Tom Asacker over at A Clear Eye points out that anyone in the design and marketing field should consider themselves a Choice Architect, as ultimately that’s our job: influencing consumer choice.
At my previous company I spent a lot of time trying to push viewpoints in a similar direction: ultimately we should be aiming to create preference for a brand, advocacy of that brand, and loyalty to that brand.
Seems obvious right? The problem was those attitudes and actions are a lot harder to measure than the traditional metric of awareness, which takes a single survey. Often agencies wouldn’t even bother with the survey, and just rely on metrics like reach and impressions. The problem is that measuring reach and impressions tells you very little, and awareness not much better. None of those things actually tell you what if any impact the marketing is actually having. I can be aware of the Ford brand, but it definitely doesn’t mean I prefer it, and the comments in this AdAge article really show the difference.
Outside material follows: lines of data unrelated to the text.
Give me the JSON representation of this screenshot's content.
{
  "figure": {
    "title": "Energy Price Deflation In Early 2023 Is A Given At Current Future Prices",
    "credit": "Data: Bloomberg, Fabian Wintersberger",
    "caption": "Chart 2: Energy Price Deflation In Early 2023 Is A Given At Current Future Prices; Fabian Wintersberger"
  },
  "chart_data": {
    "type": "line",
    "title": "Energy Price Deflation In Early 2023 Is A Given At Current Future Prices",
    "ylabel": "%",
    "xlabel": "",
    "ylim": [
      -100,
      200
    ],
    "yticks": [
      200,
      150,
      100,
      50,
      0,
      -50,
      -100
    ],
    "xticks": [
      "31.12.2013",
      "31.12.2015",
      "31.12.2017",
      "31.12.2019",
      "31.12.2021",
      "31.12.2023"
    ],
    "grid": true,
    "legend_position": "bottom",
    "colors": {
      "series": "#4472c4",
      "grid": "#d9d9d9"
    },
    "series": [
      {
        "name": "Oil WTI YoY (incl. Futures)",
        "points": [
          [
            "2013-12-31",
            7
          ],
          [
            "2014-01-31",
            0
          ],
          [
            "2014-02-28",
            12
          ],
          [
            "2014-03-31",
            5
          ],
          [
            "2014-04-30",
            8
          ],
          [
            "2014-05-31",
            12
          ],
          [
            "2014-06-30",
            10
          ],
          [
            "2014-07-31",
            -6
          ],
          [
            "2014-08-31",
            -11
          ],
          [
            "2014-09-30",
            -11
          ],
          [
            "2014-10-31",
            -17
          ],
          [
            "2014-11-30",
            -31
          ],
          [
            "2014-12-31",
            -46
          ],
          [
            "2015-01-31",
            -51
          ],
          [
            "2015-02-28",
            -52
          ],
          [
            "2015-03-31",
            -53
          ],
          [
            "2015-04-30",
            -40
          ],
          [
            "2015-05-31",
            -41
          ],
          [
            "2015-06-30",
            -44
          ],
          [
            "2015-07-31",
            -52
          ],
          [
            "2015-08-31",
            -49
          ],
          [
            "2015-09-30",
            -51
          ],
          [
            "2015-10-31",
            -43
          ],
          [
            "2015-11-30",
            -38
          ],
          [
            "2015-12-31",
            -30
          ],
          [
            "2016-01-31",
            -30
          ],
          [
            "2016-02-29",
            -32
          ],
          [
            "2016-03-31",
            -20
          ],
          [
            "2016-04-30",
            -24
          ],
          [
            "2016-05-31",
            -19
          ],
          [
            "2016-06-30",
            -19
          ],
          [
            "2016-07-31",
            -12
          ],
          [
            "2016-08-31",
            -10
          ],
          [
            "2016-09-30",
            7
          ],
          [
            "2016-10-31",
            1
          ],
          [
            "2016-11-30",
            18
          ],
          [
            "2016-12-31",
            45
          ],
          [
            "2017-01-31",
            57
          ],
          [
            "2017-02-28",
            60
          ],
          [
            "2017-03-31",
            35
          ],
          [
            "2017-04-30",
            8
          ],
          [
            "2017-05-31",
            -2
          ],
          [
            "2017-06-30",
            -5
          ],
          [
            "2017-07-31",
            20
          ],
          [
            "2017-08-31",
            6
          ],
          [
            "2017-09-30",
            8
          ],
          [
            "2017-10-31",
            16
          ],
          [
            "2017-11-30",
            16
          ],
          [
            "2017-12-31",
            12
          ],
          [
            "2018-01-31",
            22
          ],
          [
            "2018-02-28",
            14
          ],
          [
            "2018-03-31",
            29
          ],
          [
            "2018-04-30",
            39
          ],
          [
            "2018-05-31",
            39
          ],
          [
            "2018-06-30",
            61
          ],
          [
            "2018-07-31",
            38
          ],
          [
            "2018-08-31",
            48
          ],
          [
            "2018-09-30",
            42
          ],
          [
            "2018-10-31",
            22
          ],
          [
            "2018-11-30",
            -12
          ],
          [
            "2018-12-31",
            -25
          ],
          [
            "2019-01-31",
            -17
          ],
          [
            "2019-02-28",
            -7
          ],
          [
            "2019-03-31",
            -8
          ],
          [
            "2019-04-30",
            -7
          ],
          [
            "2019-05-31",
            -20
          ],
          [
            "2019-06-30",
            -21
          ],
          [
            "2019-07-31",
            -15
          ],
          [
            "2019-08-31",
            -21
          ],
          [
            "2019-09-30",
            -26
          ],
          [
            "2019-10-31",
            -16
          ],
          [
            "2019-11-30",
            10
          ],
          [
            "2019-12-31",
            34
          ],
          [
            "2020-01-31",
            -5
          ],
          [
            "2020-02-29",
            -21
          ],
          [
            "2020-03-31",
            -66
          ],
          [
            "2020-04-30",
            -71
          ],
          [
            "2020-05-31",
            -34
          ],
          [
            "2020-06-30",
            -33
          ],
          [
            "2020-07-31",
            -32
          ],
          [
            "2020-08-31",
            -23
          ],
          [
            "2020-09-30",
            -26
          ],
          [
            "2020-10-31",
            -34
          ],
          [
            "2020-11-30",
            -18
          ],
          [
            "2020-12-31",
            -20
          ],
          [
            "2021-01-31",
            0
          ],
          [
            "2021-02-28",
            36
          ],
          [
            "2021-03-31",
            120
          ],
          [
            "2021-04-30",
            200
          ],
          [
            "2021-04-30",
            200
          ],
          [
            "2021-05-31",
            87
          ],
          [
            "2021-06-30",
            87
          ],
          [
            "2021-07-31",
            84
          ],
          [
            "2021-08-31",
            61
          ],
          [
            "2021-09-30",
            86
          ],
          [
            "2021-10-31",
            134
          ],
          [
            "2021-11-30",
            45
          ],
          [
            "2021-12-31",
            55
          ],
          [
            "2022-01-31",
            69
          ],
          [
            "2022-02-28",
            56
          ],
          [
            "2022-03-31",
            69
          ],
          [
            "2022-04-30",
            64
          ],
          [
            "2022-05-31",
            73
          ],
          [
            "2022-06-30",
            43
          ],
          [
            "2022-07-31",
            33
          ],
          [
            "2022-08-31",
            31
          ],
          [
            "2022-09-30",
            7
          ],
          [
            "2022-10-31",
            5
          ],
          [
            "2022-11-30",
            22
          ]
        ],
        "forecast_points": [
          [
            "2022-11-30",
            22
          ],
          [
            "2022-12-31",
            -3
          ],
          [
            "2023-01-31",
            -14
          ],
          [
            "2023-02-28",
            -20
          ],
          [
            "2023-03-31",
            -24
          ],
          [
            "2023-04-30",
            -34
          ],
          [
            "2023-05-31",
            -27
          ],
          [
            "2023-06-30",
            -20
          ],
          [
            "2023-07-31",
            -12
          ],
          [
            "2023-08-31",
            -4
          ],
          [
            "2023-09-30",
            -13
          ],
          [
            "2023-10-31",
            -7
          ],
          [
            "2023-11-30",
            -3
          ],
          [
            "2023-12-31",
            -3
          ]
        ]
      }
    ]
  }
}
For brands to be focused on awareness as a goal in and of itself seems like a colossal missed opportunity. Start from the place you want to end up, and then build your brand with that in mind. If you want people to advocate and continue to purchase your product over your competitors, then you need to look at providing a customer experience that is positive from start to finish. Marketing fits into that — it should add value to the customer somehow rather than just adding to the existing signal pollution like most ad campaigns still do.
If you start from the premise that all you want is for customers to be aware of your ad campaign, then don’t be surprised when that’s the sum total of the business impact you’ll have.